Он на ходу прикурил вторую сигарету от первой. Надо сказать, шагал он очень шустро, несмотря на тросточку. Мы находились уже где-то в Клиши.

— Ну и я пошел по следу этой крови, как какой-нибудь следопыт-индеец. И дошел до того места, где нашего Робби пырнули ножом, ударили в живот, потом — в грудь, просто невероятно, что он умудрился доползти до дома. Вообще-то он был сильный человек, очень сильный... Так вот, я пошел по кровяному следу, еще слава богу, что погода стояла сухая. И след этот закончился на углу Муфетар и Ортолан, где это все и произошло... Наверное, пришил его какой-то клошар с площади, он знал, кто такой Робби, подкараулил его, а потом пырнул из-за угла острым ножом.

— Его ограбили?

— Нет, и это было самое странное. И я сразу стал думать, что это, наверное, какой-нибудь псих...

— Да, наверное.

Что еще я мог сказать? Возможно, его действительно убил какой-то маньяк, возможно, между всеми этими трагическими событиями нет никакой связи, а может, и луна сделана из зеленого сыра. И сам я окончательно обезумел от своих подозрений.

Мы взяли такси и поехали обратно, на Контрескарп. Клайв показал мне улицу, на углу которой закололи ножом Робби. Мы вышли, прошли по уже не существующим следам крови, добрались до дома и вошли в подъезд. Сначала постояли внизу, под лестницей, затем поднялись по ступенькам до площадки, на которой бедняга умер от потери крови. Уборщица уже успела отмыть ковер на лестнице, и следов крови на нем почти не осталось. Лишь какие-то светлые пятна, наверное, в тех местах, где она особенно рьяно терла отбеливателем или порошком.

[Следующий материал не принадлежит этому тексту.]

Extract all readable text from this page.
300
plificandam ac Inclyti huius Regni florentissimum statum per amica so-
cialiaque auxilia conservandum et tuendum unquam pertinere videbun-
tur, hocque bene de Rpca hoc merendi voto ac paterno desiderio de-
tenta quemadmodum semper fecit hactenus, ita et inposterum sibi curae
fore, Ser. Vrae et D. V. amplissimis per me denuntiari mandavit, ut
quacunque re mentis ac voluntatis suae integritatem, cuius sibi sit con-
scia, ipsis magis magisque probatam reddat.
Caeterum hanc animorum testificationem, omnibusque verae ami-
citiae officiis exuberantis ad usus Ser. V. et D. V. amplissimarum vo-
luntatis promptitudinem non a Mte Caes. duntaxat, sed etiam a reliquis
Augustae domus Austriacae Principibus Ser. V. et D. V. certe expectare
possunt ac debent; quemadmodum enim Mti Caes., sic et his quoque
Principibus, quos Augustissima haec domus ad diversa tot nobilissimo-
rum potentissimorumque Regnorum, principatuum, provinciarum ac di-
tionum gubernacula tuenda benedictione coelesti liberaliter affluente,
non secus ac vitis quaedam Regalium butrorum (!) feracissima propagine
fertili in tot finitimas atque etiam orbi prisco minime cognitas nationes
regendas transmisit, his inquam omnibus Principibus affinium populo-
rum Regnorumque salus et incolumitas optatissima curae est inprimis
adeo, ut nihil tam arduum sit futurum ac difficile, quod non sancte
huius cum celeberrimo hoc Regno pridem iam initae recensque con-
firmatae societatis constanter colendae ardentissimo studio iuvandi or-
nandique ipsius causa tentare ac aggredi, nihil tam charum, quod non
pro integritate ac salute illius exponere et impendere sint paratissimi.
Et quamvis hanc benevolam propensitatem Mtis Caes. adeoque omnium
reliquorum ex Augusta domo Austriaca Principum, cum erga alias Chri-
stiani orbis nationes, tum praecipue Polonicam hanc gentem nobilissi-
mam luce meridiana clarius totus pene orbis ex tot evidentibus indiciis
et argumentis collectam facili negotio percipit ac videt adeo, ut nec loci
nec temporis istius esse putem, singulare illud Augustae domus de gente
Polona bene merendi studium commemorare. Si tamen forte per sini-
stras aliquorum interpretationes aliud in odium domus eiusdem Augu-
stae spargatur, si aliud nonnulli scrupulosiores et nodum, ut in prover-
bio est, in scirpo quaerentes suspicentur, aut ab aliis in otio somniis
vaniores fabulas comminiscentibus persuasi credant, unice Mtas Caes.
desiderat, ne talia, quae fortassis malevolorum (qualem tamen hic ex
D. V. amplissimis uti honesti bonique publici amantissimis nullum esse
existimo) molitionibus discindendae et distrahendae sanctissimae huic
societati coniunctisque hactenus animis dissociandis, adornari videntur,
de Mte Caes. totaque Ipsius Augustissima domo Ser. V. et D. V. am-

Он пригласил меня войти, и вот мы оказались в квартире, ставшей домом для двух старых холостяков, местом, где они хранили вещественные воспоминания о своем долгом прошлом. Впрочем, их было не так уж и много, этих вещей. Деревянный пропеллер напоминал о битве в Бретани, скрещенные весла — о регате в Хенли, крикетная клюшка — о матче в Лордсе. Стены украшали снимки: Викарий и фюрер, Викарий и Папа Пий, Клайв Патерностер с Пием и Торричелли, де Голль за обедом, Жан-Поль Бельмондо курит сигарету, Брижит Бардо на коленях у Патерностера, Ив Монтан, Симона Синьоре и Патерностер, Эрнест Хемингуэй и Викарий стоят, обняв друг друга за плечи, под Триумфальной аркой. У каждого была своя, насыщенная событиями и людьми жизнь, теперь все это стало историей, жизнь сжималась, уменьшалась, становилась все короче и скудней. Париж, эта жалкая квартира, бар «Пестрая кошка», угол улицы в пятнах крови, пятна от отбеливателя на старом истертом ковре, все эти вещи и снимки, которые, возможно, выставят на распродажу на блошином рынке, где-нибудь на неприметной боковой улочке...

* * *

Клошары развели костер и сгрудились вокруг него, даже холодный вечерний дождь был не в силах прогнать их с улицы. На ящиках стояли две огромные сковородки черного чугуна с обернутыми вокруг ручек полотенцами, шипели сосиски с чесноком, перцем, луком и ломтиками жареного картофеля. И еще там стояли бутыли с дешевым красным вином, лежали длинные батоны с хрустящей корочкой, словом, типичный пикник клошаров. И вся эта еда так замечательно пахла, и ароматы ее смешивались с запахом дождя и осени, переходящей в раннюю зиму. Один из бродяг наполнил вином две небольшие кастрюли с длинными ручками. Вино кипело, над кастрюлями поднимался ароматный пар, таял в тумане.